Akademik Veri Yönetim Sistemi
ARABIAN JOURNAL FOR SCIENCE AND ENGINEERING, 2025 (SCI-Expanded, Scopus)
This study focuses on the friction stir welding of AA 5754-H111 alloy, emphasizing the impact of traverse speed, tool rotational speed, and pin positioning strategy (direct vs. overlapping) on the formation of robust weld bonds. The welding process employed a tapered-helical threaded pin profile. Weld quality was evaluated through tensile testing, hardness measurements, and macrostructural evaluations to assess strength, ductility, and defect formation.

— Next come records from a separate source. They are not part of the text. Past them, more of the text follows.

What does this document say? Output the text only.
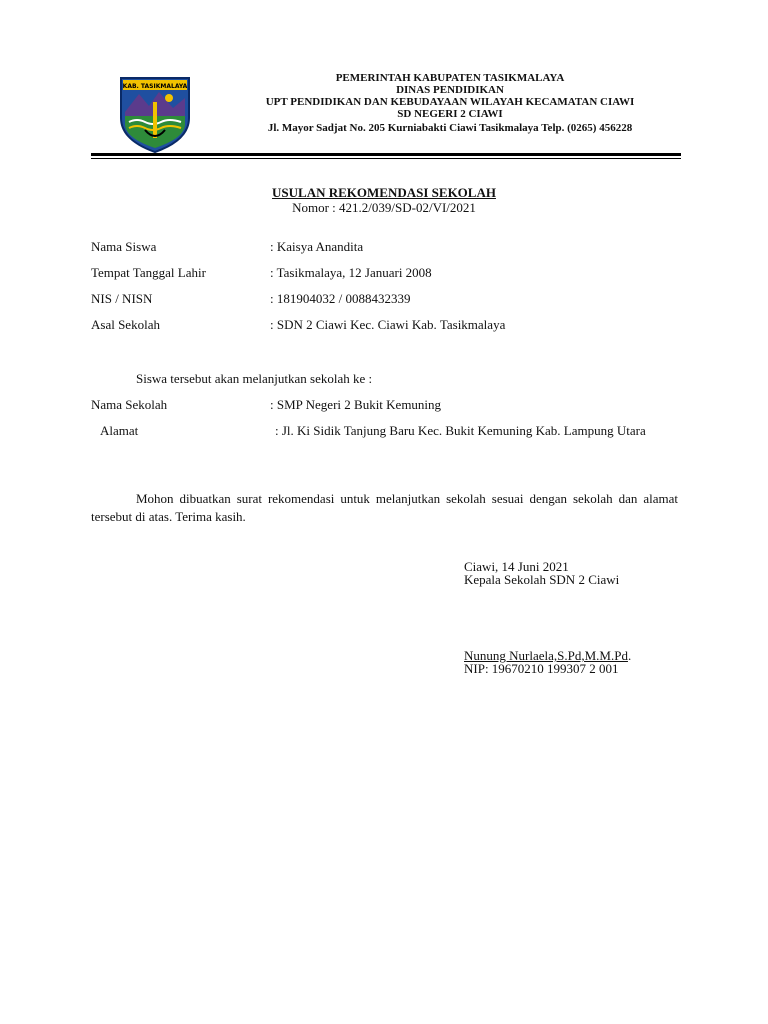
KAB. TASIKMALAYA
PEMERINTAH KABUPATEN TASIKMALAYA
DINAS PENDIDIKAN
UPT PENDIDIKAN DAN KEBUDAYAAN WILAYAH KECAMATAN CIAWI
SD NEGERI 2 CIAWI
Jl. Mayor Sadjat No. 205 Kurniabakti Ciawi Tasikmalaya Telp. (0265) 456228
USULAN REKOMENDASI SEKOLAH
Nomor : 421.2/039/SD-02/VI/2021
Nama Siswa	: Kaisya Anandita
Tempat Tanggal Lahir	: Tasikmalaya, 12 Januari 2008
NIS / NISN	: 181904032 / 0088432339
Asal Sekolah	: SDN 2 Ciawi Kec. Ciawi Kab. Tasikmalaya
Siswa tersebut akan melanjutkan sekolah ke :
Nama Sekolah	: SMP Negeri 2 Bukit Kemuning
Alamat	: Jl. Ki Sidik Tanjung Baru Kec. Bukit Kemuning Kab. Lampung Utara
Mohon dibuatkan surat rekomendasi untuk melanjutkan sekolah sesuai dengan sekolah dan alamat tersebut di atas. Terima kasih.
Ciawi, 14 Juni 2021
Kepala Sekolah SDN 2 Ciawi
Nunung Nurlaela,S.Pd,M.M.Pd.
NIP: 19670210 199307 2 001
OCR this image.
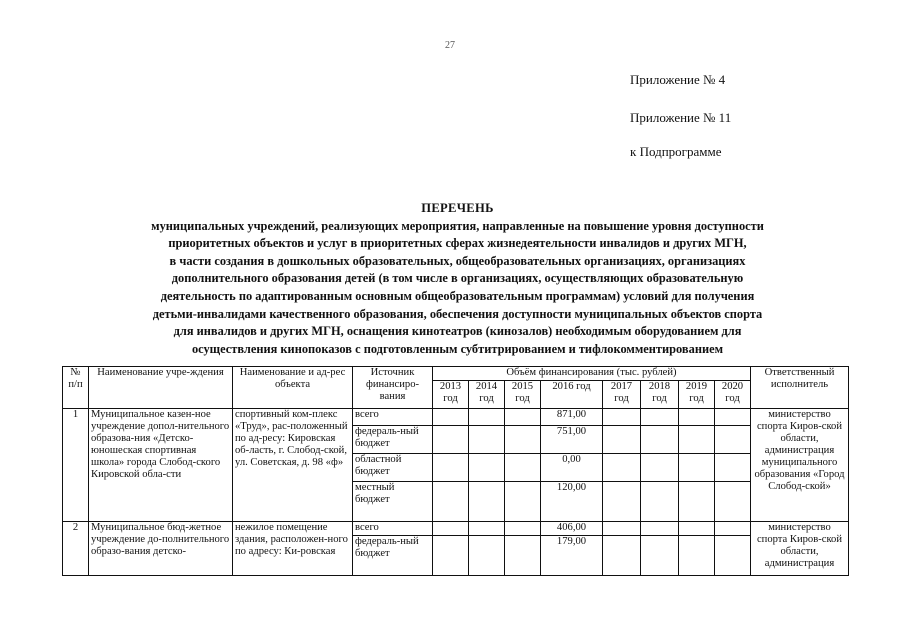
27
Приложение № 4
Приложение № 11
к Подпрограмме
ПЕРЕЧЕНЬ
муниципальных учреждений, реализующих мероприятия, направленные на повышение уровня доступности
приоритетных объектов и услуг в приоритетных сферах жизнедеятельности инвалидов и других МГН,
в части создания в дошкольных образовательных, общеобразовательных организациях, организациях
дополнительного образования детей (в том числе в организациях, осуществляющих образовательную
деятельность по адаптированным основным общеобразовательным программам) условий для получения
детьми-инвалидами качественного образования, обеспечения доступности муниципальных объектов спорта
для инвалидов и других МГН, оснащения кинотеатров (кинозалов) необходимым оборудованием для
осуществления кинопоказов с подготовленным субтитрированием и тифлокомментированием
№ п/п	Наименование учре-ждения	Наименование и ад-рес объекта	Источник финансиро-вания	Объём финансирования (тыс. рублей)								Ответственный исполнитель
				2013 год	2014 год	2015 год	2016 год	2017 год	2018 год	2019 год	2020 год	
1	Муниципальное казен-ное учреждение допол-нительного образова-ния «Детско-юношеская спортивная школа» города Слобод-ского Кировской обла-сти	спортивный ком-плекс «Труд», рас-положенный по ад-ресу: Кировская об-ласть, г. Слобод-ской, ул. Советская, д. 98 «ф»	всего				871,00					министерство спорта Киров-ской области, администрация муниципального образования «Город Слобод-ской»
			федераль-ный бюджет				751,00					
			областной бюджет				0,00					
			местный бюджет				120,00					
2	Муниципальное бюд-жетное учреждение до-полнительного образо-вания детско-	нежилое помещение здания, расположен-ного по адресу: Ки-ровская	всего				406,00					министерство спорта Киров-ской области, администрация
			федераль-ный бюджет				179,00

The results revealed that a rotational speed of 500 rpm yielded superior mechanical properties compared to 800 rpm, at which excessive heat input promoted defect formation and compromised the integrity of the weld. The highest ultimate tensile strength of 224.4 +/- 1.2 MPa was obtained in the overlapped weld joint produced at 100 mm/min, demonstrating a slight improvement compared to the corresponding direct weld (223.7 +/- 1.3 MPa). The overlapping weld joint configuration also enhanced elongation, particularly at 500 rpm and 80 mm/min, where elongation increased from 18.6 +/- 2.7% (direct) to 23.5 +/- 4.7% (overlapping), representing a 26% improvement. In contrast, at 800 rpm, the welded joints exhibited a substantial reduction in ultimate tensile strength, dropping as low as 170.4 +/- 20.7 MPa, with elongation decreasing to 8.6 +/- 2.3%, indicating the adverse effects of excessive heat input and material softening. Microstructural analysis identified onion ring patterns in the nugget zone, indicating localized thermal fluctuations. In addition, corrosion tests were carried out under accelerated aging conditions; it was revealed that overlapped welds offered better corrosion resistance than direct welds. These findings emphasize the importance of process parameter optimization and weld seam configuration in improving the mechanical integrity and corrosion resistance of friction stir-welded AA 5754-H111 joints.